An ICP is a clear description of the type of person the website needs to reach. It is not just a job title. It is a practical picture of the buyer’s goals, pressures, questions, fears, and decision-making needs.
In a Hero’s Journey approach to web marketing, the customer is the hero of the story.
That means the website should not begin with, “Here is everything we want to say about ourselves.”
It should begin with, “Here is what our customer is trying to accomplish, and here is how we can help them succeed.”
That is where ICPs become useful.
ICPs Help Us Understand the Hero
Every strong story has a main character who wants something.
For a website, that character is the customer.
The ICP helps us understand what that customer wants, what problem they are trying to solve, what pressure they are feeling, and what would make them trust the company enough to take the next step.
Without this clarity, the website can become too broad. It may talk about services, experience, and capabilities, but fail to connect with the real person making the decision. That is how websites become nice-looking brochures that politely sit there doing very little. A tragic but common digital condition.
ICPs Help Us Name the Right Problem
Different buyers may care about different parts of the same service.
- One buyer may care most about long-term value.
- Another may care about reducing risk.
- Another may care about making a strong first impression.
- Another may care about getting the project done without confusion, delays, or budget surprises.
By defining ICPs, we can identify the real problems the website needs to address. This helps the message feel specific instead of generic.
A clear website makes the visitor think, “They understand what I’m dealing with.”
That moment builds trust.
ICPs Help Position the Company as the Guide
In the Hero’s Journey framework, the company is not the hero. The company is the guide.
The guide understands the customer’s challenge, brings experience, and offers a clear path forward.
ICPs help us shape that guide role more effectively. Once we know who the customer is, we can explain the company’s value in a way that actually matters to that person.
Instead of saying, “We provide these services,” the website can say, “We help you solve this problem, avoid this risk, and create this better outcome.”
That is a much stronger message.
ICPs Help Clarify the Website Structure
ICPs also help us decide what belongs on the website.
They guide which pages are needed, what each page should emphasize, what proof should be shown, and what calls to action will feel natural.
They help prevent the website from trying to speak to everyone equally. When a website tries to speak to everyone, it often ends up sounding like it was written for nobody in particular. Humanity already invented elevator music. We do not need elevator websites too.
ICPs Help Create Better Copy
Good website copy should feel like it was written for the right person.
That does not happen by accident.
ICPs give us the language, priorities, and emotional context we need to write copy that feels relevant.
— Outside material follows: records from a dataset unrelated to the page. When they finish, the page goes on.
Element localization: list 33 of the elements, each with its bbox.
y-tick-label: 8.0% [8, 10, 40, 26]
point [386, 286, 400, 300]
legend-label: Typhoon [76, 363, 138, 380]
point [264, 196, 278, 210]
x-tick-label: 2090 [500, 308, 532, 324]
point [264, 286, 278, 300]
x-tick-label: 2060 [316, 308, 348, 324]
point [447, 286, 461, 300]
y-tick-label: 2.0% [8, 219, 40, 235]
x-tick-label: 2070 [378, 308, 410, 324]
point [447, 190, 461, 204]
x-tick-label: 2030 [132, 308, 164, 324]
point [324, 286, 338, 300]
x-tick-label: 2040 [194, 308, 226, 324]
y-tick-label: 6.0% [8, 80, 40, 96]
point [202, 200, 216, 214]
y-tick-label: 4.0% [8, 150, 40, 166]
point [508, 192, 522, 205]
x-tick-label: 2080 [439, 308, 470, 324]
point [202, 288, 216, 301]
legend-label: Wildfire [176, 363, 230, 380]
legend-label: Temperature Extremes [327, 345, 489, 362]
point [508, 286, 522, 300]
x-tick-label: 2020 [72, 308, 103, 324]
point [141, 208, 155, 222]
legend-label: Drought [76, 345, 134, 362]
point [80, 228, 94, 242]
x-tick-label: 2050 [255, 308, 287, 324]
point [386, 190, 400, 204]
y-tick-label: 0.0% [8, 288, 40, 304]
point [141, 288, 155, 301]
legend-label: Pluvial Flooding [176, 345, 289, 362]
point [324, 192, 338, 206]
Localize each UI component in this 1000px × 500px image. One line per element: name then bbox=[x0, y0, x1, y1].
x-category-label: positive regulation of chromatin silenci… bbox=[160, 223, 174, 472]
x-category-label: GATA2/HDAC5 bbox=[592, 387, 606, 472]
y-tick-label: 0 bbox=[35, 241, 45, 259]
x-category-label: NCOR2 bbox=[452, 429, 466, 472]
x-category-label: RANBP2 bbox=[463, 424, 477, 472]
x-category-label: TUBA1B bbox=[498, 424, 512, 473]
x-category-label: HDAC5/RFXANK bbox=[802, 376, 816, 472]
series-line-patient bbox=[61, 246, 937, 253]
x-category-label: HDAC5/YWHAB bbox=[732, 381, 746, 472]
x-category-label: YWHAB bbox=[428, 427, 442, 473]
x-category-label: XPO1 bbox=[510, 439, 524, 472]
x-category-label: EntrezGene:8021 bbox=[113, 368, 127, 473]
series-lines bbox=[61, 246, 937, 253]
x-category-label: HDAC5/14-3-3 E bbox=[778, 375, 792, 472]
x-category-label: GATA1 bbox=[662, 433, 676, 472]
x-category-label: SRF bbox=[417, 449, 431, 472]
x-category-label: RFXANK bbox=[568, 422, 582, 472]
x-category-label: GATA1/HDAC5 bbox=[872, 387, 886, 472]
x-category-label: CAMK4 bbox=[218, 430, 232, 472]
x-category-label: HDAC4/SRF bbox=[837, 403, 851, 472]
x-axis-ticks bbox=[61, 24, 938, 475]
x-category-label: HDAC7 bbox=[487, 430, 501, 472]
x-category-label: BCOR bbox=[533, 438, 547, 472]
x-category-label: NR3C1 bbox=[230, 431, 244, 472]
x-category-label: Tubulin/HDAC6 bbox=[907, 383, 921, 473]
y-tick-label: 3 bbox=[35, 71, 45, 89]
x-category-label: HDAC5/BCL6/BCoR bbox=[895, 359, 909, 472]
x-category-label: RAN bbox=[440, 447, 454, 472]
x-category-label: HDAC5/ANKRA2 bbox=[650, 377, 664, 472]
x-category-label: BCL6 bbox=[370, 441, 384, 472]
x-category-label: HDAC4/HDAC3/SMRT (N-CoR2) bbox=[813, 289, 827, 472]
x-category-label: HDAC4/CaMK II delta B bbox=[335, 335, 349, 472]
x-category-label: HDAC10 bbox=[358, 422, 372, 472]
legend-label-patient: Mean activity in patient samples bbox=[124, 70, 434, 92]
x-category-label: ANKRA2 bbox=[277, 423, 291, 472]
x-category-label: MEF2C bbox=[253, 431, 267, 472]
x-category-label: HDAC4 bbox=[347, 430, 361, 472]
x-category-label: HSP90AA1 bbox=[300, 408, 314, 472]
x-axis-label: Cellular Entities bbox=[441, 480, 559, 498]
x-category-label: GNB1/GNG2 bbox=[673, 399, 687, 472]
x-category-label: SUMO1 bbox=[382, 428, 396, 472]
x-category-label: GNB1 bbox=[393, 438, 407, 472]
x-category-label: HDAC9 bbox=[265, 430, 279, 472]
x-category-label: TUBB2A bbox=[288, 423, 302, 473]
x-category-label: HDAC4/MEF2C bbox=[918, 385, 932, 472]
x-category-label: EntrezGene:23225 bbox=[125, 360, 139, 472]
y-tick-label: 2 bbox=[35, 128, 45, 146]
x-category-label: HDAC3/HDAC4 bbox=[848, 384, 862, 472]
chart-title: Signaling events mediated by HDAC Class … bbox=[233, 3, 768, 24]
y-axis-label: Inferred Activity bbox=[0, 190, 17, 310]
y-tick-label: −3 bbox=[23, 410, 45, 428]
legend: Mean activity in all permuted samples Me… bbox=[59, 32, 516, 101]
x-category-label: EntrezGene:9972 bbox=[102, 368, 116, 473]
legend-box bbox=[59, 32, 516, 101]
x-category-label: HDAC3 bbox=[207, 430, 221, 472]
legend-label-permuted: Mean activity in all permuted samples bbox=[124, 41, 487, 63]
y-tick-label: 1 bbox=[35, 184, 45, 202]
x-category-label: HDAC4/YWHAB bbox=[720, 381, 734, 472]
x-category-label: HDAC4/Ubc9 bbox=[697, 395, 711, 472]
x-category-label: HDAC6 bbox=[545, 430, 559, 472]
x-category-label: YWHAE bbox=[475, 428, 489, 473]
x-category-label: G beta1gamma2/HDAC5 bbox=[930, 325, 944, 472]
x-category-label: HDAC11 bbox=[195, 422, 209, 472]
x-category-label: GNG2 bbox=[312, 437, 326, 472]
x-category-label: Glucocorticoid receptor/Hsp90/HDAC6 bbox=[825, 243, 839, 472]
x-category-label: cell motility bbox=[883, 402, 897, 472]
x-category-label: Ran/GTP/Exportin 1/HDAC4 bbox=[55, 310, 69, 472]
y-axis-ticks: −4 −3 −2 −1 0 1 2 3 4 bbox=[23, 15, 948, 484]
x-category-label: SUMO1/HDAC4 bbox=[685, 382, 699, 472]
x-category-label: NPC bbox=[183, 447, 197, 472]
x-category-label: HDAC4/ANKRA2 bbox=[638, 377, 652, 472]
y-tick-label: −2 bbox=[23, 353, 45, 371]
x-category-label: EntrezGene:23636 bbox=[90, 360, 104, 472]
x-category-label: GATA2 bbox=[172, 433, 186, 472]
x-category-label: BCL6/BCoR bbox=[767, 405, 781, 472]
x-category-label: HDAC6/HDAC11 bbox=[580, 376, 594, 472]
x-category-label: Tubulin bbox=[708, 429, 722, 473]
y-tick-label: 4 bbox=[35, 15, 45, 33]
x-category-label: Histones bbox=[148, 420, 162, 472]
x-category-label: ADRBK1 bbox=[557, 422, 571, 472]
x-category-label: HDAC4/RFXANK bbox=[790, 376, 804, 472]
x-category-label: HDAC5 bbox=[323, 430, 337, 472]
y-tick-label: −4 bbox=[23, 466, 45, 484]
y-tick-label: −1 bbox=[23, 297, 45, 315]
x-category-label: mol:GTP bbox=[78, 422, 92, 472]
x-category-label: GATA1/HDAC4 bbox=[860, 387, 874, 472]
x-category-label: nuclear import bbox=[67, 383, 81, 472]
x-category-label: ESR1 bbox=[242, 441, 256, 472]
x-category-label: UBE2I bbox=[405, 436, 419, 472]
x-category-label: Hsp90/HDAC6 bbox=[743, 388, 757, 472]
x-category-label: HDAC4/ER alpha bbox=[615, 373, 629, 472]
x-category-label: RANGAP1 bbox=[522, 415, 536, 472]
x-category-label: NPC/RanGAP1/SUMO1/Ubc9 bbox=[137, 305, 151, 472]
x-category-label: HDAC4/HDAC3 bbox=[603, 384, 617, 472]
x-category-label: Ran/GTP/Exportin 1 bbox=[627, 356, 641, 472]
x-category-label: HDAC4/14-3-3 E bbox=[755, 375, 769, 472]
They help us move beyond generic claims and focus on what the customer actually cares about.
That includes:
- What they want
- What they fear
- What problem they need solved
- What result they are trying to create
- What proof they need before they trust the company
- What next step feels natural
The Goal
The goal of defining ICPs is not to create a complicated marketing exercise.
The goal is to make the website clearer, more useful, and more persuasive.
ICPs help us answer three important questions:
Who are we trying to help?
What are they trying to accomplish?
How do we show them that this company is the right guide?
When those answers are clear, the website becomes easier to write, easier to organize, and easier for the right customer to trust.
In short, ICPs help us make sure the website tells the right story to the right people.